More than 2 years of insufficient rainfall and poor harvests have led to drought, food insecurity and a real risk of famine. Malnutrition, mass displacement as a result of the drought, and lack of access to clean water and sanitation have created ideal conditions for infectious disease outbreaks.
“Somalia is facing one of the worst humanitarian crises in the world. Millions of people, already on the brink of famine, are now at risk of rapidly spreading infectious diseases like cholera and measles.
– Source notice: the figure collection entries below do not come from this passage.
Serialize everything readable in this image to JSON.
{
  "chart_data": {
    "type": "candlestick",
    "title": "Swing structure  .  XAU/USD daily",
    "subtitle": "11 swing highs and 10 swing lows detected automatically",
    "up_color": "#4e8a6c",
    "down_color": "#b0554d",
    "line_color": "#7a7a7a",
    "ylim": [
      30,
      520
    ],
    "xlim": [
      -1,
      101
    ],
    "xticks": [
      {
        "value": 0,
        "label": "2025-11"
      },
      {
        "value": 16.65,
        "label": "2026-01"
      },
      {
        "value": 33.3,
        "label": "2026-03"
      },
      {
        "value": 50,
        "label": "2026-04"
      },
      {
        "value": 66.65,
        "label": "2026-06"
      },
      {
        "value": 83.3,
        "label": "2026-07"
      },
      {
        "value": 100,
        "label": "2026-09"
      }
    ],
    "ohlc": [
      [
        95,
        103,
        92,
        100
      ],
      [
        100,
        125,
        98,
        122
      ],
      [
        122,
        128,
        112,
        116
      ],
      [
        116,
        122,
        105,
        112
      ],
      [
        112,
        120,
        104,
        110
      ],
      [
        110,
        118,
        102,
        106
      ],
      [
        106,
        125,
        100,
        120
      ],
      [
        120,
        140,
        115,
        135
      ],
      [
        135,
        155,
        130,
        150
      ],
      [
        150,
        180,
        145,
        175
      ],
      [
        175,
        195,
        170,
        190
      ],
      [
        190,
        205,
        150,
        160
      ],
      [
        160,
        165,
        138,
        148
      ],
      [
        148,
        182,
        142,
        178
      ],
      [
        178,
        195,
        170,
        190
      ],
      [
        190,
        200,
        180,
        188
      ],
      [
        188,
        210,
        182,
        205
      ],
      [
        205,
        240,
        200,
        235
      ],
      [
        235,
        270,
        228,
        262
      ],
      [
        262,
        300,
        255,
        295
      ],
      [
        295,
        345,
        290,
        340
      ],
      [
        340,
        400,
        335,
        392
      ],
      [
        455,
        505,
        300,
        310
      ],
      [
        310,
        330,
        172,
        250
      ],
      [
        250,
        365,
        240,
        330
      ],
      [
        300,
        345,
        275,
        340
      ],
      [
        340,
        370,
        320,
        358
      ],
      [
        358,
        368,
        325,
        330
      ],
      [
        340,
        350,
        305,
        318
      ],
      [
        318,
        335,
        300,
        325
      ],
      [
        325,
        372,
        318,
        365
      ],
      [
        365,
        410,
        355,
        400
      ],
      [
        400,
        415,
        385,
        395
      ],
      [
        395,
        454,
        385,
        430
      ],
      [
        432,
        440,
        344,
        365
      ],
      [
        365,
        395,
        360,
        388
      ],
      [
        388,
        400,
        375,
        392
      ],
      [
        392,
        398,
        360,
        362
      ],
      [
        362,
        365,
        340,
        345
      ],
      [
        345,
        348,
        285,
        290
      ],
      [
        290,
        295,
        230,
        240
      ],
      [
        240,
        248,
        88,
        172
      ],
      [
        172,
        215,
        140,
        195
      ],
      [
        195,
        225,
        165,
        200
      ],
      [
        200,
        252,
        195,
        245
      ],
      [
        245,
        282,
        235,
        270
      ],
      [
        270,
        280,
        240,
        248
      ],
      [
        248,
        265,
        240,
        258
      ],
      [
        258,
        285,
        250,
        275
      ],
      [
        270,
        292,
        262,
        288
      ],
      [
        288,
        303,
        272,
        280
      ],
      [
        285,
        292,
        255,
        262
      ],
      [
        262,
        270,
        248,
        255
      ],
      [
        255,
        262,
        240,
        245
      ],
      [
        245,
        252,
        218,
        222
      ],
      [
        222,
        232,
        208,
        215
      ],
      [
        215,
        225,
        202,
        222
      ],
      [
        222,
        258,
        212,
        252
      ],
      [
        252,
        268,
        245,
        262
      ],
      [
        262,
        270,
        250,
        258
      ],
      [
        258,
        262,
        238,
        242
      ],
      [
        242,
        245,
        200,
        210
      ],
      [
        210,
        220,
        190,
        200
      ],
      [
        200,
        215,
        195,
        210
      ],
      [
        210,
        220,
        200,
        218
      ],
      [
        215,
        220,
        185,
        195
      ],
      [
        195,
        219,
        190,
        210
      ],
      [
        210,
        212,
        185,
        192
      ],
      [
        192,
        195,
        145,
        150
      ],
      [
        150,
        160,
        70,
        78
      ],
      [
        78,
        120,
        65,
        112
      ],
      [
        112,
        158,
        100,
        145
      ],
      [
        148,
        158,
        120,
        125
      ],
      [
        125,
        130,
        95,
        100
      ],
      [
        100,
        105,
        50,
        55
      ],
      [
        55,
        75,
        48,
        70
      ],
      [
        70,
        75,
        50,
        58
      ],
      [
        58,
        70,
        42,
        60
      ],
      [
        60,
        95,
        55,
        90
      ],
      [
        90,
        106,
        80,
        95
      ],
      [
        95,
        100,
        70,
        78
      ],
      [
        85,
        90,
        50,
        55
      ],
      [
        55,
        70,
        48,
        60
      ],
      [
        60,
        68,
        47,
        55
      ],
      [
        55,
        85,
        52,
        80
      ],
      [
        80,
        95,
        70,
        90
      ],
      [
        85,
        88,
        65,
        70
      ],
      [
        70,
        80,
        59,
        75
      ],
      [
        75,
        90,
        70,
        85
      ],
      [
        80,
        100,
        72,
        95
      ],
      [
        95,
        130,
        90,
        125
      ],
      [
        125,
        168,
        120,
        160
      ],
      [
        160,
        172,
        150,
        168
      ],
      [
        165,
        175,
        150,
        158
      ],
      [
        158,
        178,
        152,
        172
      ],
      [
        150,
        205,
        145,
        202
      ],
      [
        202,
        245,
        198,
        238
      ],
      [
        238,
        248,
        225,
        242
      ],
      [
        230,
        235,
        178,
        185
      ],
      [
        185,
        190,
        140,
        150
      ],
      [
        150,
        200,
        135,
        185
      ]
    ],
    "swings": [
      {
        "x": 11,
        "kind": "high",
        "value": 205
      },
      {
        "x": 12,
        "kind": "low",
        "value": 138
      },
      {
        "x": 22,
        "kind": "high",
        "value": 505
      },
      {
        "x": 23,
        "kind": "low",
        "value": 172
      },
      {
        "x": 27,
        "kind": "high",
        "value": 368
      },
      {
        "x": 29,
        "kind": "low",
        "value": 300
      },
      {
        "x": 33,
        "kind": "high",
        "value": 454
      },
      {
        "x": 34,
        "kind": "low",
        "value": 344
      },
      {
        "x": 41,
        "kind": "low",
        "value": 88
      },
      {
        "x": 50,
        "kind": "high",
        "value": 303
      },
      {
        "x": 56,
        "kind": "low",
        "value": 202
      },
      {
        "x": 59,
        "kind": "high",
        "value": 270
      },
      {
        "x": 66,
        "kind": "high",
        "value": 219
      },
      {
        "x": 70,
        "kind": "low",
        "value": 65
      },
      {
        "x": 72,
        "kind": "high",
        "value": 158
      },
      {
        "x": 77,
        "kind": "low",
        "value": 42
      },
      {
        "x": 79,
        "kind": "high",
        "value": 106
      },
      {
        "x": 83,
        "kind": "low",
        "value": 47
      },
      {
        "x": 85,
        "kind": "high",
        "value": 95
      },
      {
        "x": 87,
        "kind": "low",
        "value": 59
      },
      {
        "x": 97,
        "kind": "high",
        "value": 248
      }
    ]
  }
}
Normally, these diseases are easy to treat and prevent, but they can turn deadly when people are living in overcrowded spaces and are too weak to fight off infection,” said Dr Ghulam Popal, WHO Representative in Somalia.
Drought has led to a lack of clean water and the largest cholera outbreak in the last 5 years, with more than 57 000 cases and 809 cumulative deaths reported as of 31 July 2017. Health partners, together with national health authorities, scaled up its efforts to respond to this event by setting up cholera treatment centers in affected districts and providing support in water and sanitation to prevent the spread of the disease. In March, WHO and partners conducted Somalia’s first national oral cholera vaccination campaign, and successfully reached over 450 000 vulnerable people. Due to ongoing efforts, the number of cholera cases in Somalia has declined, from 13 656 cases of acute watery diarrhoea/cholera in May 2017 to 11 228 cases in June 2017.
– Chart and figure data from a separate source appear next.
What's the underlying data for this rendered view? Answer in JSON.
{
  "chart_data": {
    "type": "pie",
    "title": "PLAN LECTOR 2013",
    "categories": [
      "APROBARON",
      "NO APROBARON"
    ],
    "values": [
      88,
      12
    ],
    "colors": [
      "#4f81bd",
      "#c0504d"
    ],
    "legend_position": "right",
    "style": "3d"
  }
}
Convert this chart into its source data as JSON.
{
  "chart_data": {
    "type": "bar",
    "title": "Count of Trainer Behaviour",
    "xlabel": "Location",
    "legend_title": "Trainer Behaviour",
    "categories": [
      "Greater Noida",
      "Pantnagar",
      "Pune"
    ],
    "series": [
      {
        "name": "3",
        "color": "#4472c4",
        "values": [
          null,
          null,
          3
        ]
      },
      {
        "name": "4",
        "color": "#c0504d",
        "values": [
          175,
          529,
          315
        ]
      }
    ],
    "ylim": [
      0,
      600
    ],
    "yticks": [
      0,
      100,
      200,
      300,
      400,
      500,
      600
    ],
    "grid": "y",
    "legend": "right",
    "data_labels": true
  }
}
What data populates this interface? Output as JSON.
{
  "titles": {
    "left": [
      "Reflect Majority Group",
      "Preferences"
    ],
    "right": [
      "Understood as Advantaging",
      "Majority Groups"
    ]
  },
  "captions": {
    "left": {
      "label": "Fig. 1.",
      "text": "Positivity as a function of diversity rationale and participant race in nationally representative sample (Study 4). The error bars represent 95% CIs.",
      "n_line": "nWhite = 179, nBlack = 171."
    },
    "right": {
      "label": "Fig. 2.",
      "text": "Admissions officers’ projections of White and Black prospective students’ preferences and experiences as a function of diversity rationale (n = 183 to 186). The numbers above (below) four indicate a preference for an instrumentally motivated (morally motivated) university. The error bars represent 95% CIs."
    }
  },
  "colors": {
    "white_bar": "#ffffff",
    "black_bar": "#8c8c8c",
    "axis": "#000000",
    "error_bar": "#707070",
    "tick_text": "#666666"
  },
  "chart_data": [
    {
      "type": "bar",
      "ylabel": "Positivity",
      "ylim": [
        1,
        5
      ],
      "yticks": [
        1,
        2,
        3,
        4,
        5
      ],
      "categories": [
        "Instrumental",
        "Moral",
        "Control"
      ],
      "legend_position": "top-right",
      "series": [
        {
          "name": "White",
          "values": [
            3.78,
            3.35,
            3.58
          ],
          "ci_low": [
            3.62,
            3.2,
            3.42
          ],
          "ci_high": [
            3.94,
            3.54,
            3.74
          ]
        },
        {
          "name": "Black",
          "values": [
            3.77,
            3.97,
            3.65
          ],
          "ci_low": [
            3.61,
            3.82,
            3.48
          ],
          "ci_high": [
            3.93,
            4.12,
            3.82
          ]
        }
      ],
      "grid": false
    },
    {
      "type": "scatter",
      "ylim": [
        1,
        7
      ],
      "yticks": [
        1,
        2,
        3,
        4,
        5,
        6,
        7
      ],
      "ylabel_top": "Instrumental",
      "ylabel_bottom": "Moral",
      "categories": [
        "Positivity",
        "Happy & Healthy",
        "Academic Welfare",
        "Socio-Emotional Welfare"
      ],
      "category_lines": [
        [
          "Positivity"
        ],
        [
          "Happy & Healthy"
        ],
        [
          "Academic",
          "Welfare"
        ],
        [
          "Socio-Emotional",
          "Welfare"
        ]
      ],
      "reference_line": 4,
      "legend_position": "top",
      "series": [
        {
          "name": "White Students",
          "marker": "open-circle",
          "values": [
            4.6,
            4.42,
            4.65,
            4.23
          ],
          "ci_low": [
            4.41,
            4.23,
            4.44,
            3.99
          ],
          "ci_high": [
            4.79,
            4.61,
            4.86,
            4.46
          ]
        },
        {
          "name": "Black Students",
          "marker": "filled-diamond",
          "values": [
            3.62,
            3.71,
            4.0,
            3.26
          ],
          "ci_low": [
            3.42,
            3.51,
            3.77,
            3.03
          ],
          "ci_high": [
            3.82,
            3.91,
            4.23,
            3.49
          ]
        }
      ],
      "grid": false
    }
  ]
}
Somalia is also facing its worst measles outbreak in 4 years, with over 14 823 suspected cases reported in 2017 (as of 31 July), compared to 5000–10 000 cases per year since 2014. The situation is especially critical for millions of under-vaccinated, weak and hungry children who are more susceptible to contracting infectious diseases. More than 80% of those affected by the current outbreak are children under 10 year of age.
In early 2017, WHO and partners, in collaboration with national health authorities, vaccinated almost 600 000 children aged 6 months to 5 years for measles in hard-to-reach and hotspot areas across the country. Despite these efforts, the transmission of measles continues, compounded by the ongoing pre-famine situation, continued mass displacement, and undernourished children living in unhygienic conditions.
In order to contain the outbreak, a nationwide campaign is planned for November 2017 to stop transmission of the disease, targeting 4.2 million children. The campaign will also intensify efforts to strengthen routine immunization and reach unvaccinated children to boost their immunity. As shown by the response to the cholera outbreak, with the right interventions, health authorities are confident that similar success may be seen in controlling the measles outbreak.
US$ 14.4 million (a cost of US$ 3.36 per child) is required by WHO and health partners to conduct the measles vaccination campaign in November 2017, of which WHO required US$ 6.8 million. To date, no funding has been received.